Interestingly, the opposite situation — when the condition at once was able to be formulated succinctly and not to lose proximity to production — often led to the task being complex. For example, this was evident in the Blitz finale of machine learning, in problems related to image recognition. This year's championship is no exception. Participants, among other things, are waiting for the tasks about machine translation - capaciously formulated, difficult to implement and really taken from the combat project (Yandex.Translate).
What we check
The question arises - making the task abstract in comparison with production, do we not simplify it? In a certain way, yes, we simplify - for its solution, experience with the internal infrastructure of Yandex is no longer required, as well as preliminary communication with colleagues. You do not need to be familiar with the code review process, you do not need to make the code beautiful, etc. But we save the most informative part of each task that requires algorithmic thinking. And if you decide it, even if in a somewhat simplified form, it will still mean that you are an excellent programmer. And a great programmer will quickly get acquainted with the internal infrastructure, delve into the code review process and rebuild from the sports mode of writing code to industrial. It's like in basketball: the main thing for the player is the size and good understanding of the game, and you can teach the throw.
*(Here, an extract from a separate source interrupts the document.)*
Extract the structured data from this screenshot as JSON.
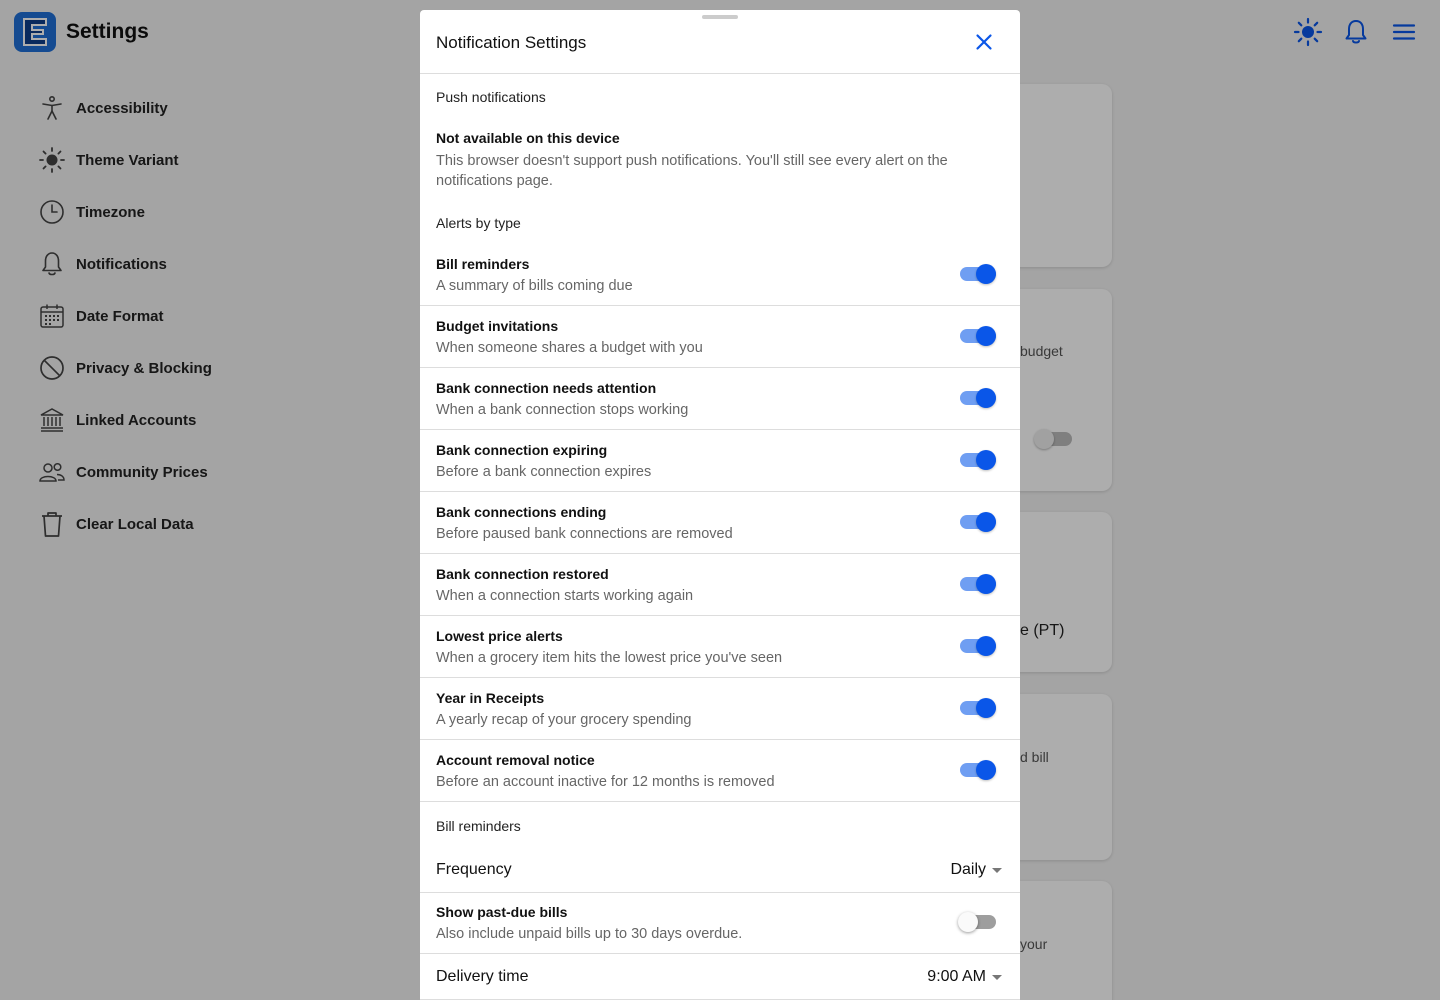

We mentioned algorithmic thinking - in the sense that you need to be able to implement the desired algorithm using the means of your chosen language: without additional libraries. Most likely, in real work (both before and after the competition) you will use various additional libraries that simply call the necessary algorithms and greatly reduce the amount of code. The ability to connect them - just from the category of what "can be taught." It is more interesting for us to make sure that when you call a library, you understand what and how it does. Knowing the algorithms from the inside, you will use them more effectively - without the need to implement them yourself.
Analytics competition
Talking about the tasks of the championship in this post, we often recall Yandex. Blitz. But now participants can choose the direction of data analytics, in which we did not carry out a Blitz. This is a new track with its own specifics. If you choose it, then the knowledge of the algorithms will also be a plus, but to a lesser extent than in the tracks on machine learning or backend development.
The general idea here is the same as in other areas: check the skills that are used by experts in Yandex. Therefore, the question is - what skills can be useful?
The key skills of a good analyst in Yandex are the ability to generate hypotheses, extract a useful signal from fuzzy task conditions, ambiguous or noisy data. Our analysts, as a rule, write in Python and work with large data streams, for example, with Yandex.Metrica logs, user sessions, server technical logs, etc.
For solving analytical problems within the framework of the championship, as well as for further work in Yandex, it is very useful to know the basics of mathematical statistics and probability theory. This is the basic knowledge that helps to make correct, data-based conclusions about the processes.